Fortunately, the Philippines still enjoys a price premium for cottonii seaweed compared to Indonesia at $1,300 per MT compared to Indonesia's $1,200 owing to higher quality.
Seaweed production in the country comes from Tawi Tawi, 13,740 MT as of 2008; Jolo, 12,360 MT; South Cotabato and other Mindanao provinces, 10,990 MT; Palawan and Calamian islands, 8,200 MT; Cebu and other Visayas provinces, 8,900 MT; Sorsogon and other Bicol Region provinces, 3,500 MT; and Mindoro and other Luzon provinces, 4,200 MT.

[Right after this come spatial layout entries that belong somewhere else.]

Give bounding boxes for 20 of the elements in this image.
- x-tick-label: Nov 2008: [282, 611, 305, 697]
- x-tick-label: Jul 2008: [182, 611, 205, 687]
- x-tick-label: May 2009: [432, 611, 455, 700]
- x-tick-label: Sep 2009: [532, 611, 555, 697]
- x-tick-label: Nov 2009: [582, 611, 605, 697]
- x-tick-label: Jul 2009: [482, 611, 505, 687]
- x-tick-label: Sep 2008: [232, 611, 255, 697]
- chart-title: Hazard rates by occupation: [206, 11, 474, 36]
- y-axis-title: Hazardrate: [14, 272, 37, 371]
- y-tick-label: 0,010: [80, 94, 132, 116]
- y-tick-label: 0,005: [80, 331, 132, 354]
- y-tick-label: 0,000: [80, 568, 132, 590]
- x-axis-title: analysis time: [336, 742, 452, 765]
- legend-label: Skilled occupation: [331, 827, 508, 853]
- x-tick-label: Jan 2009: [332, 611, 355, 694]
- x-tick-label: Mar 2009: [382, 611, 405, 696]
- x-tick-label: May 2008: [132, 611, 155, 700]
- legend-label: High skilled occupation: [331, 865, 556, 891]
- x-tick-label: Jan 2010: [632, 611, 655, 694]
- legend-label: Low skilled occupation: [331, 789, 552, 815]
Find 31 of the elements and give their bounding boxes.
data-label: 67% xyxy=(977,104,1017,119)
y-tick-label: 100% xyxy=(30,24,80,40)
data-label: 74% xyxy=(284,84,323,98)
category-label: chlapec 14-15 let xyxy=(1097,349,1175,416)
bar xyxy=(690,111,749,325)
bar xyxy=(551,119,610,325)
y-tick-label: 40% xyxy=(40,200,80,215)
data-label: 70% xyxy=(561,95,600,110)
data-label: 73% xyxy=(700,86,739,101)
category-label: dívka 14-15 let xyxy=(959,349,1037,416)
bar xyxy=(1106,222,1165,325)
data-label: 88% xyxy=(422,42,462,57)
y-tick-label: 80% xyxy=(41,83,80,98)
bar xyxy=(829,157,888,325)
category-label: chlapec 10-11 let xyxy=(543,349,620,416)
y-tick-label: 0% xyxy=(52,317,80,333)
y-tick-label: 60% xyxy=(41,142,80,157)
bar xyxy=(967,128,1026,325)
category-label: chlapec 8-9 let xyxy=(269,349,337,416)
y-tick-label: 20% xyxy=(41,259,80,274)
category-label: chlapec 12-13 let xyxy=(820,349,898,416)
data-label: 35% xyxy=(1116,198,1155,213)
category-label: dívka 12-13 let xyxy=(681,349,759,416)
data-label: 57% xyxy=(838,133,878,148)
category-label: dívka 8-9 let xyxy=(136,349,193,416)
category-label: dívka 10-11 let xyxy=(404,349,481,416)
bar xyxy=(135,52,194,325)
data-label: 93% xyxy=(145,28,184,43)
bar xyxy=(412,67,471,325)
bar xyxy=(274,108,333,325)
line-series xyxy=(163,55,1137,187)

Shemberg is a widely diversified producer of carragenan whose applications are in food and non-food production.
Its subsidiaries are Shemberg Biotech Corp. in Carmen, Cebu which has a 1,600 MT per year carrageenan capacity; Shemberg Marketing Corp. in Pakna-an, Mandaue City, 3,600 MT per year; Shemberg Food Ingredients in MEPZ, Mactan, Cebu, a blending facility; and Polysaccharide Corp. in Zamboanga City, 4,800 MT per year.
Its products are pet food grade using kappaphycus and iota seaweed varieties; food grade semi-refined; and refined grade which uses kappaphycus, iota, lambda, and kappaphycus 2.

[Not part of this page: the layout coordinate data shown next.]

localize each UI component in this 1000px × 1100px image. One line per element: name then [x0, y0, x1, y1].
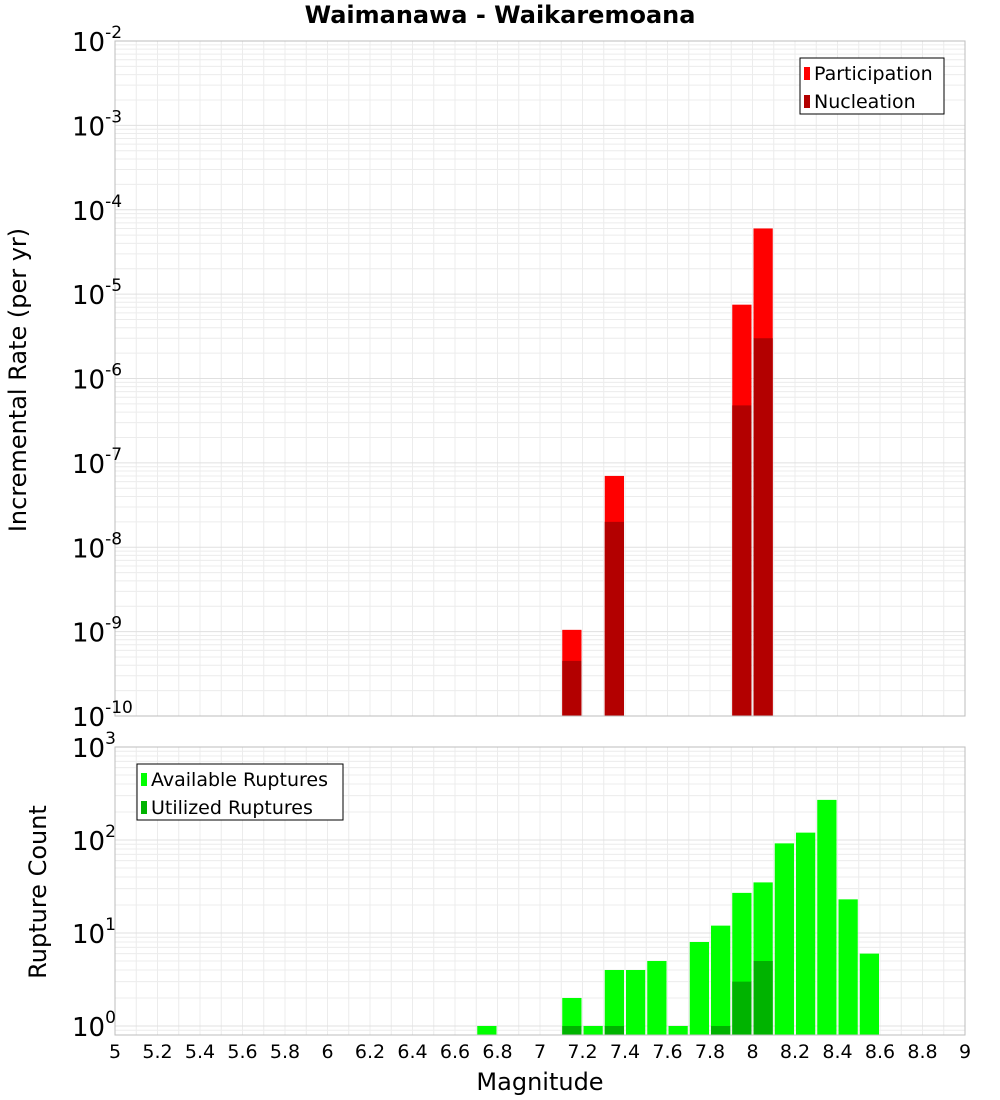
top-legend-swatch — [804, 67, 810, 80]
top-bar — [753, 338, 773, 716]
bottom-bar — [604, 969, 624, 1035]
bottom-panel: 100 101 102 103 Available Ruptures Utilized R… — [72, 729, 966, 1043]
bottom-bar — [626, 969, 646, 1035]
bottom-bar — [562, 997, 582, 1035]
bottom-bar — [604, 1025, 624, 1035]
bottom-y-tick-label: 100 — [72, 1008, 116, 1043]
top-y-tick-label: 10-6 — [72, 361, 122, 396]
top-grid — [114, 40, 966, 717]
x-tick-label: 5.2 — [142, 1041, 172, 1063]
bottom-bar — [477, 1025, 497, 1035]
top-y-tick-label: 10-10 — [72, 698, 133, 733]
x-tick-label: 5.4 — [185, 1041, 215, 1063]
top-panel: 10-10 10-9 10-8 10-7 10-6 10-5 10-4 10-3 10-2 Par… — [72, 23, 966, 733]
bottom-y-axis-label: Rupture Count — [24, 805, 52, 979]
x-tick-label: 7.2 — [567, 1041, 597, 1063]
top-bar — [732, 405, 752, 716]
top-y-tick-label: 10-3 — [72, 107, 122, 142]
bottom-y-tick-label: 103 — [72, 729, 116, 764]
bottom-bar — [817, 799, 837, 1035]
bottom-plot-border — [114, 746, 966, 1036]
top-y-tick-label: 10-5 — [72, 276, 122, 311]
top-plot-border — [114, 40, 966, 717]
chart-title: Waimanawa - Waikaremoana — [305, 1, 696, 29]
top-y-tick-label: 10-9 — [72, 614, 122, 649]
top-legend-box — [799, 57, 945, 115]
x-tick-label: 5.6 — [227, 1041, 257, 1063]
top-y-axis-label: Incremental Rate (per yr) — [4, 228, 32, 532]
bottom-bar — [796, 832, 816, 1035]
top-y-tick-label: 10-8 — [72, 529, 122, 564]
bottom-legend-label: Utilized Ruptures — [151, 797, 313, 819]
bottom-bar — [711, 925, 731, 1035]
x-tick-label: 8.8 — [907, 1041, 937, 1063]
bottom-series-utilized-ruptures — [562, 960, 773, 1035]
x-tick-label: 7.6 — [652, 1041, 682, 1063]
x-tick-label: 9 — [959, 1041, 971, 1063]
x-tick-label: 6 — [321, 1041, 333, 1063]
x-axis-label: Magnitude — [476, 1068, 603, 1096]
bottom-bar — [711, 1025, 731, 1035]
bottom-bar — [774, 843, 794, 1035]
bottom-legend-label: Available Ruptures — [151, 769, 328, 791]
top-series-nucleation — [562, 338, 773, 716]
bottom-legend-swatch — [141, 801, 147, 814]
x-tick-label: 7.8 — [695, 1041, 725, 1063]
bottom-legend-box — [136, 763, 344, 821]
top-bar — [562, 660, 582, 716]
x-tick-label: 5 — [109, 1041, 121, 1063]
bottom-bar — [562, 1025, 582, 1035]
x-tick-label: 8.4 — [822, 1041, 852, 1063]
top-legend-label: Participation — [814, 63, 933, 85]
x-tick-label: 8.6 — [865, 1041, 895, 1063]
top-y-tick-label: 10-4 — [72, 192, 122, 227]
bottom-bar — [583, 1025, 603, 1035]
x-tick-label: 6.6 — [440, 1041, 470, 1063]
bottom-bar — [647, 960, 667, 1035]
x-tick-label: 7.4 — [610, 1041, 640, 1063]
bottom-legend-swatch — [141, 773, 147, 786]
x-tick-label: 7 — [534, 1041, 546, 1063]
x-tick-label: 6.4 — [397, 1041, 427, 1063]
bottom-y-tick-label: 102 — [72, 822, 116, 857]
bottom-bar — [668, 1025, 688, 1035]
x-tick-label: 8.2 — [780, 1041, 810, 1063]
top-legend-label: Nucleation — [814, 91, 916, 113]
x-axis-ticks: 5 5.2 5.4 5.6 5.8 6 6.2 6.4 6.6 6.8 7 7.2 7.4 7.6 7.8 8… — [109, 1041, 971, 1063]
x-tick-label: 8 — [746, 1041, 758, 1063]
bottom-bar — [859, 953, 879, 1035]
top-y-tick-label: 10-7 — [72, 445, 122, 480]
top-legend: Participation Nucleation — [799, 57, 945, 115]
x-tick-label: 6.2 — [355, 1041, 385, 1063]
bottom-legend: Available Ruptures Utilized Ruptures — [136, 763, 344, 821]
bottom-bar — [838, 899, 858, 1035]
top-y-tick-label: 10-2 — [72, 23, 122, 58]
top-bar — [604, 521, 624, 716]
bottom-bar — [753, 960, 773, 1035]
bottom-y-tick-label: 101 — [72, 915, 116, 950]
x-tick-label: 6.8 — [482, 1041, 512, 1063]
bottom-bar — [689, 942, 709, 1035]
x-tick-label: 5.8 — [270, 1041, 300, 1063]
top-legend-swatch — [804, 95, 810, 108]
bottom-bar — [732, 981, 752, 1035]
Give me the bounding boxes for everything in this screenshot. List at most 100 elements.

Worldwide producers of carrageenan are Shemberg, 10,000 MT, 13 percent; CP Kelco, 8,000 MT, 10 eprcent; FMC, 7,500 MT, nine percent; Marcel, 7,300 MT, nine percent; Cargill, 4,700 MT, six percent; and Shanghai Brilliant, 3,000 MT, four percent.
Shemberg's markets are Europe, 38.6 percent; Canada and the US, 28 percent; Australia, 16.5 percent; Asia, 10.5 percent; and Latin America, 6.3 percent.